The simple answer is that it percolates downwards
through the fissures in the glacier.
The water works its way to the bottom, where
the ice lies on the bedrock.
There it acts as a lubricant and reduces the
friction between the ice and the rock.
So the ice can slide faster.
Therefore, the whole glacier becomes more mobile, and more big
chunks can break off at the end of the glacier.
The amount of sunlight falling on the glacier's
surface has nothing to do with the temperature of the atmosphere.
In contrast, it has to do with the amount of
cloud cover, which in turn is linked to the amount of cosmic
radiation coming in from outer space. That in turn is linked to the
magnetic activity of
the Sun, because the Sun
influences the protective magnetic barrier around the Earth.
Where this magnetic barrier 'leaks' is seen at the North and South
poles where we see the spectacular Aurorae which form
curtains of waving light sheets in the night sky.
So we clearly have a perfectly reasonable mechanism for retreating
glaciers,
which has nothing to do with
atmospheric warming...
But there is yet more!
There has been a huge archaeological benefit
resulting from the retreat of some glaciers and melting ice sheets.

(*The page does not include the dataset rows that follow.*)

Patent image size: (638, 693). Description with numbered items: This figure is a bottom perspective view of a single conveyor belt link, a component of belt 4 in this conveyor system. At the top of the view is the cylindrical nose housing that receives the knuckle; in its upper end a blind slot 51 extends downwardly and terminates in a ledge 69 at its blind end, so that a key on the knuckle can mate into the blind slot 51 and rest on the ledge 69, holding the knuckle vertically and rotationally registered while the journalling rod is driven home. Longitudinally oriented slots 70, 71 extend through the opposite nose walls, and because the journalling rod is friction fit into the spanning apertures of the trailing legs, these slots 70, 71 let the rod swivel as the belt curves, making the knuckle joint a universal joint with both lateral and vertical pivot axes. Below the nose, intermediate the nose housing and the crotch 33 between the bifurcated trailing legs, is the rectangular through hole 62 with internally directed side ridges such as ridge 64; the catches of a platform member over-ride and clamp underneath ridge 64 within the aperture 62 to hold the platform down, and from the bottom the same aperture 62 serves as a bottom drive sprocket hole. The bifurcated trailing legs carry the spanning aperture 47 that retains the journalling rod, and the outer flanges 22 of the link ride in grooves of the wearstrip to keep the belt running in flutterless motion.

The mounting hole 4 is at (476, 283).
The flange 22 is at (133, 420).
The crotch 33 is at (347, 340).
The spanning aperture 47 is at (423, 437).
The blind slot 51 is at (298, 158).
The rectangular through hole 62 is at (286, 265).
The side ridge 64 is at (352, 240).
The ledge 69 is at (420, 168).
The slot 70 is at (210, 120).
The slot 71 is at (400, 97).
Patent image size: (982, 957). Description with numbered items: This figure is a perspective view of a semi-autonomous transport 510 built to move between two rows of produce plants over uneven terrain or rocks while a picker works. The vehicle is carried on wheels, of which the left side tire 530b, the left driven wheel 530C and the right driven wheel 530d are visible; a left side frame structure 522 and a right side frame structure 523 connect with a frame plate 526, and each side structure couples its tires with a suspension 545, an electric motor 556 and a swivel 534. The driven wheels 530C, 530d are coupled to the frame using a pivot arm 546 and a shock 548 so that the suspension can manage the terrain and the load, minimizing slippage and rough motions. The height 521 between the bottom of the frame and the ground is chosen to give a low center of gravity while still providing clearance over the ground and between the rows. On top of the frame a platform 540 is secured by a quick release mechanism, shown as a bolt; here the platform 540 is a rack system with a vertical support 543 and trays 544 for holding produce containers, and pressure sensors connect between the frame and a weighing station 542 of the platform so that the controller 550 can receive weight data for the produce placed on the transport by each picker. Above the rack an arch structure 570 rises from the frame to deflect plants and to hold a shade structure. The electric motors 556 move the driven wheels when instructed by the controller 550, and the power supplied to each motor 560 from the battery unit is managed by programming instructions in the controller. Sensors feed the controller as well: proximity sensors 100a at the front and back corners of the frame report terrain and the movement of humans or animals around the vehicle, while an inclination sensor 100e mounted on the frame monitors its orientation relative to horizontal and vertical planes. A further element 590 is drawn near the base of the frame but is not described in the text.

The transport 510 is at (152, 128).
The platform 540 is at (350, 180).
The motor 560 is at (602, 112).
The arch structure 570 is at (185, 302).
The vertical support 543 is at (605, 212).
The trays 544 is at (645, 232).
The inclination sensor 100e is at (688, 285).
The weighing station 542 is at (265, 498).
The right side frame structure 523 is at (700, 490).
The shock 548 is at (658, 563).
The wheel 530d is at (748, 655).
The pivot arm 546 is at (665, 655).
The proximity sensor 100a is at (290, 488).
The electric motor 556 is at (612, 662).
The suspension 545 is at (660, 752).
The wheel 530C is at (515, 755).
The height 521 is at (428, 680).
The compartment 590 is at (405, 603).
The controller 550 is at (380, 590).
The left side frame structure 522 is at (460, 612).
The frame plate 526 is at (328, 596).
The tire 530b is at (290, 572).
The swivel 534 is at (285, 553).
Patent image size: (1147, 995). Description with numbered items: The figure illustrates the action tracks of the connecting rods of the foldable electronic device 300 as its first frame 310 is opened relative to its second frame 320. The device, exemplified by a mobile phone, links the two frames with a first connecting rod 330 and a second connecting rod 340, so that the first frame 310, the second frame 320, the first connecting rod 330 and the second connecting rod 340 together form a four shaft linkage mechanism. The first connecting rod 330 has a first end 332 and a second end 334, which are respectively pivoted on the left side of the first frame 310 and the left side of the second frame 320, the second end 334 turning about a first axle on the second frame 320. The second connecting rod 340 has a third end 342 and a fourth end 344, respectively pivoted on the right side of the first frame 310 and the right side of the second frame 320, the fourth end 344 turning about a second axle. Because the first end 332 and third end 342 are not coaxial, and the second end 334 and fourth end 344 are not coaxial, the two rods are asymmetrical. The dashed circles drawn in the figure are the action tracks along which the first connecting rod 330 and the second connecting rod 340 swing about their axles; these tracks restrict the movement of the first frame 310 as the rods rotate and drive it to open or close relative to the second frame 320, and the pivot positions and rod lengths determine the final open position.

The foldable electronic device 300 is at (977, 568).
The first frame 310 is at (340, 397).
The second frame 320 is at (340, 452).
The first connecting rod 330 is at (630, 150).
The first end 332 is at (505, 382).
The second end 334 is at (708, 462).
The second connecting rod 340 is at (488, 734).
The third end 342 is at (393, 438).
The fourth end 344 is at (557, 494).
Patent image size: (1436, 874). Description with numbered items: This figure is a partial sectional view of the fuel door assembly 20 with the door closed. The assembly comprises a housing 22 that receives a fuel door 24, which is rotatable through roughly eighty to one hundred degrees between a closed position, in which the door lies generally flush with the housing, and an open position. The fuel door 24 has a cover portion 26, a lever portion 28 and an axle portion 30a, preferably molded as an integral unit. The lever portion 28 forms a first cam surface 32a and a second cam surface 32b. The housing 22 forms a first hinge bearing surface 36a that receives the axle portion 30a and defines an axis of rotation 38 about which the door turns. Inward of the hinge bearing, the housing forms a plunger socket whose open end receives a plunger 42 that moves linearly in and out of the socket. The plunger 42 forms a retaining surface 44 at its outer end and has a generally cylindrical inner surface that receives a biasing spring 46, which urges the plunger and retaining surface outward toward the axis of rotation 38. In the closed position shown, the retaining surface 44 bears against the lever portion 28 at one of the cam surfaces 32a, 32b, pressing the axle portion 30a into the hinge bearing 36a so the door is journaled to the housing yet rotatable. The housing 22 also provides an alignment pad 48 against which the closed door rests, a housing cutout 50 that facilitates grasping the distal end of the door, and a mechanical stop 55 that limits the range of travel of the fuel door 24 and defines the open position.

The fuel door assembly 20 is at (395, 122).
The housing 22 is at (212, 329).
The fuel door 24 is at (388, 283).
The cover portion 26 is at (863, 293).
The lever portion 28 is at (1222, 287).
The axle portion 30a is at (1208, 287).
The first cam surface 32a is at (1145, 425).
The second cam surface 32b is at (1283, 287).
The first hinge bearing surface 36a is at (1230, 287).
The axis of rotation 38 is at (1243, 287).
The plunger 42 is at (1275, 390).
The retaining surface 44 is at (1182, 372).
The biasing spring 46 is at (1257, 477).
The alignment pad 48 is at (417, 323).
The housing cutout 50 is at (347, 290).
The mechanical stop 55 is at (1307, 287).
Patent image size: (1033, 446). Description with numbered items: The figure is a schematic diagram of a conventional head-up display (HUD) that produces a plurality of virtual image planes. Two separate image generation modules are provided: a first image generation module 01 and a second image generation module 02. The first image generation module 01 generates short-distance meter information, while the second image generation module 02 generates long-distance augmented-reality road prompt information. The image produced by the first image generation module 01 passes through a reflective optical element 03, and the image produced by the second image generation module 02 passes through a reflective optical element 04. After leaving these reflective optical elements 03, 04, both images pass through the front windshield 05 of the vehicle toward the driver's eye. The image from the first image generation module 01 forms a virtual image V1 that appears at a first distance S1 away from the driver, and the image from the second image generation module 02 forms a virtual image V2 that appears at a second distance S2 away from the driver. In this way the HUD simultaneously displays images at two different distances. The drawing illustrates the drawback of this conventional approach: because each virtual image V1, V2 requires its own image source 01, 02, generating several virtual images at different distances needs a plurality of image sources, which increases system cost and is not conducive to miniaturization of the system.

What has happened is that melting ice has revealed thousands of
ancient artifacts which have been a bonanza for historians and
archaeologists.

Intact arrows with
quartzite arrowheads,
secured by animal
sinew and birch-bark glue,
were found in a
Norwegian mountain pass
dating back 3,000 to
4,000 years.
Source
For example,
10,000-year-old Atlatl spear-throwing
hunting darts have been found in the Rocky Mountains and the
Canadian Yukon.
Intact arrows have been found in a Norwegian mountain pass
dating to 3,000 to 4,000 years ago.
They have quartzite arrowheads secured by
animal sinew and Birch-bark glue.
A 1,700-year-old Roman-style shoe was also
found in Norway.
In the Schnidejoch pass in the Swiss Alps,
leather trousers, shoes, and birch-bark arrows were found,
dating back to 3,000 to 4,000 BCE.
The list goes on, but what it shows is that there
was no thick ice cover there in the past, at times like 1,700 years
ago, 3,000 years ago, and 10,000 years ago.
This indicates that ice cover and glaciers,
have come and gone on a regular basis
in the past...!

These past changes certainly had nothing to do
with industrially produced carbon dioxide.
But they can be linked to the magnetic activity of the Sun.